Our investigation found that Mr C had made two council tax exemption applications under different criteria. The council had considered both of these in good time, and had correctly applied the council tax (Exemption Dwellings) (Scotland) Order 1997 and the council tax exemption procedures. We found no evidence that they had provided Mr C with incorrect and misleading advice, or that his applications had been administered inappropriately.
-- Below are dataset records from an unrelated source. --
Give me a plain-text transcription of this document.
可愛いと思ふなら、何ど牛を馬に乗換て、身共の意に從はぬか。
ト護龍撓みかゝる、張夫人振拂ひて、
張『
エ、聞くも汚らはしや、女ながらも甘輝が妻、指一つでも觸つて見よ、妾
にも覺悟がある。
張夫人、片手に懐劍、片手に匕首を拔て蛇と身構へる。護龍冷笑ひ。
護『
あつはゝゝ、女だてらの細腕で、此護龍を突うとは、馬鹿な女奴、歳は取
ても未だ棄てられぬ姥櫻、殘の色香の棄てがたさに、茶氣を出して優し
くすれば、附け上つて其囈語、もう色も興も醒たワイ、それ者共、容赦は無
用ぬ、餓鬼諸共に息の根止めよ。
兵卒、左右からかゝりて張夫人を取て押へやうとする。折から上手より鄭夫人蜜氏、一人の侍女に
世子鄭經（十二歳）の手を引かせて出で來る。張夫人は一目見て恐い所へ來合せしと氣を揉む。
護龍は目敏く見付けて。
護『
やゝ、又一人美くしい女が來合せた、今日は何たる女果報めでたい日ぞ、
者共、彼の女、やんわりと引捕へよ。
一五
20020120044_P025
We also found they had responded in good time to Mr C's initial complaint, although there was a delay in responding to the complaint at stage 2. Although we did not uphold Mr C's complaints, we made a recommendation about this delay, noting that the council had apologised to Mr C for this before he brought his complaint to us.

Recommendations

We recommended that the council:

  • examine the circumstances for the delay in response to Mr C's stage 2 complaint (which was sent to a general mail box) and advise the Ombudsman on the steps taken to avoid such a recurrence.
  • Case ref:
    201304759
  • Date:
    May 2014
  • Body:
    Glasgow City Council
  • Sector:
    Local Government
  • Outcome:
    Resolved, no recommendations
  • Subject:
    cleansing/public conveniences/streets and stairs

Summary

Mr C complained that the road outside his property was flooding in moderate to heavy rainfall, and that this was affecting his property. He said that the council were failing to keep the road drains free of debris in his area.

When we made enquiries to the council about this, we found that they had taken appropriate action to address the problem, and we were satisfied that the complaint had been resolved.